Proponents of ready-made diets (wet and dry industrial foods) are relieved of the need to balance the dog’s diet.
However, improperly selected food can provoke an allergic reaction and the appearance of brown spots on the coat.
Therefore, the purchase of food should be preceded by a study of its composition: the most common allergens for dogs are wheat included in its composition.
The number of meals and the amount of natural food eaten by the dog in one feeding:
- Puppies from 2-6 months – 4 times, 5-10% of the puppy’s weight;
- Adolescents 6-10 months – 3 times, 5-10% of the weight;
- Adult dogs – 2 times, 150 grams of food containing at least 50% protein.
The diet of Maltese lapdogs may include: raw and boiled beef, rabbit meat, boiled chicken and turkey, fish, egg yolks.
Fermented milk products are very useful – low-fat kefir and homemade cottage cheese made from it, bio-yogurt, fermented baked milk.
In a small amount, cereals are acceptable: rice, buckwheat. The menu is “fortified” by adding red sweet pepper, herbs, fruits.
Human delicacies and sweets, everything salty, smoked, fried, should be forever deleted from the diet.
Training and education
Maltese lapdogs easily give in to any kind of training. They may well execute commands no worse than other breeds. An example of this is the performance of these dogs in circuses. There they demonstrate their intelligence and talent, the ability to walk on their hind legs, jump over rings, hold a stance and much more.
Undoubtedly, the Maltese are completely unsuitable for the role of hunters or security guards, since they were not bred for this purpose and do not possess the qualities that possess, for example, hunting dachshunds or guard shepherds. However, such dogs will well decorate the interior of any apartment or house, for which they, in fact, are intended.

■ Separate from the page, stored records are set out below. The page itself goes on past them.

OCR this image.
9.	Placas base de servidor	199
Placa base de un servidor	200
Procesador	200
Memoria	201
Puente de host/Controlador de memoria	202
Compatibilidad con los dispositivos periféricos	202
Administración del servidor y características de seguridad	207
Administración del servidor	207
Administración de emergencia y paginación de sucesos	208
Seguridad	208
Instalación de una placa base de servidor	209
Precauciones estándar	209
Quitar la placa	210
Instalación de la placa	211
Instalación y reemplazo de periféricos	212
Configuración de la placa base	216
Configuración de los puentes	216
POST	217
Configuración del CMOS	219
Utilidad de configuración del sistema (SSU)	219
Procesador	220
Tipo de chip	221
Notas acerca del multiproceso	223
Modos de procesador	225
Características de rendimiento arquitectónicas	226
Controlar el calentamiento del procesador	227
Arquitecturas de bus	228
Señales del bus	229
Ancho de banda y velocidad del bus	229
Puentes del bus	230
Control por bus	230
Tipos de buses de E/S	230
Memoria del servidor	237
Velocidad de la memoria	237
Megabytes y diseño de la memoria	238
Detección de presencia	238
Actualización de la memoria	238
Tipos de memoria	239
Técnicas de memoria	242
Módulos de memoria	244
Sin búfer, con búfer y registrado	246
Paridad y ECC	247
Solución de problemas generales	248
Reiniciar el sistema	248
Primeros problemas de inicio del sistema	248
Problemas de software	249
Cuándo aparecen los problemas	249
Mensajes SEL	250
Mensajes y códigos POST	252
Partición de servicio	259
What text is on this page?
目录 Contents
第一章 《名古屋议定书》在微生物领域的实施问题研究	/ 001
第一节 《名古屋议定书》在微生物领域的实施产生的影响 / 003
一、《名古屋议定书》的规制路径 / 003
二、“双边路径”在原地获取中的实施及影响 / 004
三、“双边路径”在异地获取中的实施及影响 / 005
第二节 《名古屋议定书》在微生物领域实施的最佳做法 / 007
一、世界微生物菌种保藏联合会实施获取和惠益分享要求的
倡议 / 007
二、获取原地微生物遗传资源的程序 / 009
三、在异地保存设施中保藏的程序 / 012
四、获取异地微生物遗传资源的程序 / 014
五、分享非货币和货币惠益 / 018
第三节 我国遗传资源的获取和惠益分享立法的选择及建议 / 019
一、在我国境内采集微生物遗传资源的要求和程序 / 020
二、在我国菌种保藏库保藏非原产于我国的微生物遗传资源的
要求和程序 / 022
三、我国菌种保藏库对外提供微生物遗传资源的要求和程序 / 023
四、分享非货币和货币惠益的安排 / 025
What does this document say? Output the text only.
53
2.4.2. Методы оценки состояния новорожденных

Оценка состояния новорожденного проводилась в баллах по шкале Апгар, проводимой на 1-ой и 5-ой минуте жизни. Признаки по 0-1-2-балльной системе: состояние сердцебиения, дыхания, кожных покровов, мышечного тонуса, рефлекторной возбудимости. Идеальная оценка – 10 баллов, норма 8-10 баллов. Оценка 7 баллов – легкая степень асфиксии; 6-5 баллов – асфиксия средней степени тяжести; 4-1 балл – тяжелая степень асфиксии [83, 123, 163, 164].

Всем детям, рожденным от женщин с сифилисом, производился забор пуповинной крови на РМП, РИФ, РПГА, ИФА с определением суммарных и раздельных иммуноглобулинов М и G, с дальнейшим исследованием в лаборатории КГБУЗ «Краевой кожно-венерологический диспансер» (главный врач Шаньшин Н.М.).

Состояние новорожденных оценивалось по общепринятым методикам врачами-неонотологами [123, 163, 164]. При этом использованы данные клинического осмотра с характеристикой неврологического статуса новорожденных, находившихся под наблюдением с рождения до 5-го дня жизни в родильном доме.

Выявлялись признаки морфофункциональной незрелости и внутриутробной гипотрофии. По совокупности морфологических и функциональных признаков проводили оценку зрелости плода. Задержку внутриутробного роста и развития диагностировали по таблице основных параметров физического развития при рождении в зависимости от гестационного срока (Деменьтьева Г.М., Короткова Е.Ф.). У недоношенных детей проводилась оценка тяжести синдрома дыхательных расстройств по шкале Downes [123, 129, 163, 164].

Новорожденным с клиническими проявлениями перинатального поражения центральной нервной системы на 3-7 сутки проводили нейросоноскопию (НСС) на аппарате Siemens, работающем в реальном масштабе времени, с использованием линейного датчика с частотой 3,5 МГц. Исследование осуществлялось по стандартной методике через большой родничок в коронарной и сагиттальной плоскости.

Maltese Dog Breed Highlights
- The Maltese is a sweet little dog who likes to please.
- It has an intelligent and playful personality that thrives on being involved in everything.
- The Maltese is a wonderful companion.
- This little dog gets along with everyone, including other animals.
- It does not lose too much hair.
- Very beautiful;
- Very cheerful and funny until old age;
- Smart, easy to train;
- Do not cause allergies.
- Its grooming needs are high.
- Some Maltese can be difficult.
- It has knee problems.
- The Maltese tends to be a “barker” if he is not slightly mastered at a young age.
- Some Maltese can be difficult to house.
- This dog hates being left alone and suffers from separation anxiety.
- Fearless and aggressive towards large dogs;
- Not suitable for families with small children;
- It’s eyes “cry”;
- Due to their small size they require careful handling.